Mi cumpleaños se había retrasado ya por varios días; en realidad parecía que nadie más lo iba a festejar. Me sentía triste por eso. Pero la verdad no podía dejarme caer, al fin y al cabo no es como si no hubiera pasado otros cumpleaños así de solitarios, incluso más. Es sólo que esta vez esperaba pasarmela mejor que otros años…
Esto que ha pasado se siente como un déjà vu, uno muy cruel que insiste en regresar cada vez con más… mala suerte.

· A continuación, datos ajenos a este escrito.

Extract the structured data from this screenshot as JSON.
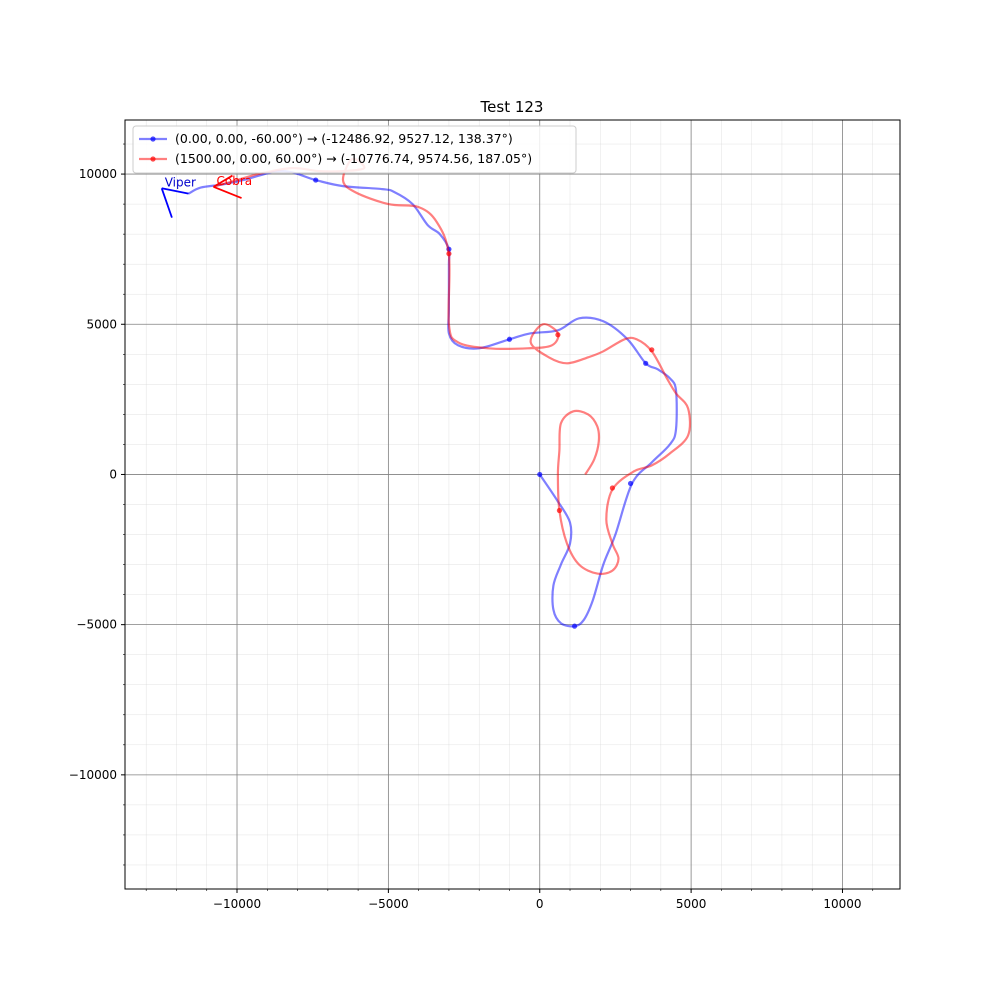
{
  "chart_data": {
    "type": "line",
    "title": "Test 123",
    "xlabel": "",
    "ylabel": "",
    "xlim": [
      -13700,
      11900
    ],
    "ylim": [
      -13800,
      11800
    ],
    "xticks": [
      -10000,
      -5000,
      0,
      5000,
      10000
    ],
    "yticks": [
      -10000,
      -5000,
      0,
      5000,
      10000
    ],
    "xtick_labels": [
      "−10000",
      "−5000",
      "0",
      "5000",
      "10000"
    ],
    "ytick_labels": [
      "−10000",
      "−5000",
      "0",
      "5000",
      "10000"
    ],
    "grid": true,
    "minor_grid": true,
    "legend_position": "top-left",
    "series": [
      {
        "name": "(0.00, 0.00, -60.00°) → (-12486.92, 9527.12, 138.37°)",
        "color": "#0000ff",
        "path": [
          [
            0,
            0
          ],
          [
            600,
            -900
          ],
          [
            1000,
            -1600
          ],
          [
            1000,
            -2300
          ],
          [
            700,
            -3000
          ],
          [
            450,
            -3700
          ],
          [
            450,
            -4500
          ],
          [
            700,
            -4950
          ],
          [
            1150,
            -5050
          ],
          [
            1450,
            -4850
          ],
          [
            1750,
            -4200
          ],
          [
            2100,
            -3000
          ],
          [
            2500,
            -2000
          ],
          [
            3050,
            -300
          ],
          [
            3700,
            400
          ],
          [
            4300,
            1000
          ],
          [
            4500,
            1500
          ],
          [
            4500,
            2800
          ],
          [
            4300,
            3200
          ],
          [
            3900,
            3500
          ],
          [
            3500,
            3700
          ],
          [
            2900,
            4500
          ],
          [
            2100,
            5100
          ],
          [
            1300,
            5200
          ],
          [
            600,
            4800
          ],
          [
            -300,
            4700
          ],
          [
            -1000,
            4500
          ],
          [
            -2000,
            4200
          ],
          [
            -2700,
            4300
          ],
          [
            -3000,
            4700
          ],
          [
            -3000,
            5500
          ],
          [
            -3000,
            7000
          ],
          [
            -3000,
            7500
          ],
          [
            -3300,
            8000
          ],
          [
            -3700,
            8300
          ],
          [
            -4200,
            9000
          ],
          [
            -4800,
            9400
          ],
          [
            -5200,
            9500
          ],
          [
            -6500,
            9600
          ],
          [
            -7400,
            9800
          ],
          [
            -8500,
            10100
          ],
          [
            -9800,
            9800
          ],
          [
            -10500,
            9650
          ],
          [
            -11200,
            9550
          ],
          [
            -11600,
            9350
          ]
        ],
        "markers": [
          [
            0,
            0
          ],
          [
            1150,
            -5050
          ],
          [
            3000,
            -300
          ],
          [
            3500,
            3700
          ],
          [
            -1000,
            4500
          ],
          [
            -3000,
            7500
          ],
          [
            -7400,
            9800
          ]
        ]
      },
      {
        "name": "(1500.00, 0.00, 60.00°) → (-10776.74, 9574.56, 187.05°)",
        "color": "#ff0000",
        "path": [
          [
            1500,
            0
          ],
          [
            1800,
            500
          ],
          [
            1950,
            1100
          ],
          [
            1900,
            1600
          ],
          [
            1600,
            2000
          ],
          [
            1100,
            2100
          ],
          [
            700,
            1700
          ],
          [
            650,
            800
          ],
          [
            600,
            0
          ],
          [
            650,
            -1200
          ],
          [
            900,
            -2300
          ],
          [
            1300,
            -3000
          ],
          [
            1900,
            -3300
          ],
          [
            2400,
            -3200
          ],
          [
            2600,
            -2800
          ],
          [
            2400,
            -2300
          ],
          [
            2200,
            -1500
          ],
          [
            2400,
            -500
          ],
          [
            3100,
            100
          ],
          [
            3700,
            300
          ],
          [
            4300,
            700
          ],
          [
            4900,
            1300
          ],
          [
            4900,
            2200
          ],
          [
            4500,
            2700
          ],
          [
            4200,
            3200
          ],
          [
            3700,
            4100
          ],
          [
            3200,
            4500
          ],
          [
            2800,
            4500
          ],
          [
            2100,
            4100
          ],
          [
            1600,
            3900
          ],
          [
            900,
            3700
          ],
          [
            300,
            3900
          ],
          [
            -300,
            4400
          ],
          [
            100,
            5000
          ],
          [
            600,
            4700
          ],
          [
            400,
            4300
          ],
          [
            -400,
            4200
          ],
          [
            -1700,
            4200
          ],
          [
            -2700,
            4400
          ],
          [
            -3000,
            5000
          ],
          [
            -3000,
            7300
          ],
          [
            -3400,
            8400
          ],
          [
            -4000,
            8900
          ],
          [
            -5000,
            9000
          ],
          [
            -6100,
            9400
          ],
          [
            -6500,
            9800
          ],
          [
            -6200,
            10500
          ],
          [
            -5800,
            10200
          ],
          [
            -6500,
            10100
          ],
          [
            -7300,
            10100
          ],
          [
            -8200,
            10200
          ],
          [
            -9300,
            10000
          ],
          [
            -10000,
            9800
          ],
          [
            -10780,
            9575
          ]
        ],
        "markers": [
          [
            600,
            4650
          ],
          [
            -3000,
            7350
          ],
          [
            650,
            -1200
          ],
          [
            2400,
            -450
          ],
          [
            3700,
            4150
          ]
        ]
      }
    ],
    "annotations": [
      {
        "text": "Viper",
        "x": -12486.92,
        "y": 9527.12,
        "color": "#0000cc"
      },
      {
        "text": "Cobra",
        "x": -10776.74,
        "y": 9574.56,
        "color": "#ff0000"
      }
    ],
    "heading_glyphs": [
      {
        "x": -12486.92,
        "y": 9527.12,
        "segments": [
          [
            [
              -12486.92,
              9527.12
            ],
            [
              -11600,
              9350
            ]
          ],
          [
            [
              -12486.92,
              9527.12
            ],
            [
              -12150,
              8550
            ]
          ]
        ],
        "color": "#0000ff"
      },
      {
        "x": -10776.74,
        "y": 9574.56,
        "segments": [
          [
            [
              -10776.74,
              9574.56
            ],
            [
              -9850,
              9200
            ]
          ],
          [
            [
              -10776.74,
              9574.56
            ],
            [
              -10150,
              9950
            ]
          ]
        ],
        "color": "#ff0000"
      }
    ]
  }
}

Cada vez que recuerdo este ciclo, cada vez que entro inevitablemente en él, siento como mi fuerza se desvanece cada vez más rápido; sabiendo que es inevitable salir antes de llegar de nuevo al final, sabiendo que no puedo cambiar el curso de este ciclo, simplemente dejo escapar mi energía.
No hay parches vendas o suturas que puedan detener esta fuga.
No hay nada que yo, o alguien más, pueda hacer.
Seguro hay algo que hago mejor en todo esto: anestesiarme; retener cada mínimo sentimiento que pueda haber dentro. Sonreír. ¿O es que acaso esta vez es diferente?.
Sé que el ciclo pasado no me derrumbó tan fácilmente. Sé que, entonces, no podía sonreír, no podía hacer nada, no podía evitar el hechizo de soledad que caía sobre mi como dos lunas oscuras, que me murmuraban palabras dolorosas, a menos que me ocultara de su brillo; pero incluso dentro de la caverna más profunda aún podía sentir su fuerza de atracción, que me invitaba a volver.
Tenía que huir.
Hoy no huyo, hoy no puedo escapar, no quiero hacerlo, y no hay a donde. En este nuevo mundo las lunas parecen tan gentiles, son unas lunas que no te atrapan por voluntad propia, son unas lunas sin gravedad. Su superficie acaramelada no se desvanece ante nada. Sus voces calmadas me sumergen en una tranquilidad inmensa que no me gustaría dejar.
Este ciclo es más tranquilo de lo que cualquiera esperaría, este ciclo, es como estar dentro de un maravilloso sueño, pero peor, pues, no es un sueño, es una ilusión dentro de esta realidad, no puedo tocar nada, todo se desvanece aunque sea real; no tengo el toque, no he sido la elegida, no tengo el poder de tocar este mundo.
Quizá el fantasma soy yo.
Pero no puedo huir.
Cada vez que trato de ir a otro mundo siento como mi piel se desgarra; es como tener infinidad de hilos metálicos amarrados a mi piel, me retienen, desgarran mi piel poco a poco, y me desangro lentamente, me marchito por dentro.
La no gravedad me hace perder la dirección.
Todo parece como terminado, no pertenezco a este lugar.
Sin embargo no puedo dejar de admirarlo, no puedo dejar de sonreír a cada maravilla que me encuentro alrededor, no puedo.
Este ciclo ha llegado a un punto muerto.
Sólo me queda esperar el óxido.
Este año mi cumpleaños se alargó hasta el 29 de enero.
Por más que me guste ese día, empiezo a creer que no es mi día de suerte.
“Más salada que la sal, y además torpe”
Estás torpes palabras, no dicen lo correcto, dicen lo que hay.
Maybe a victory is when you can still smile… Can I?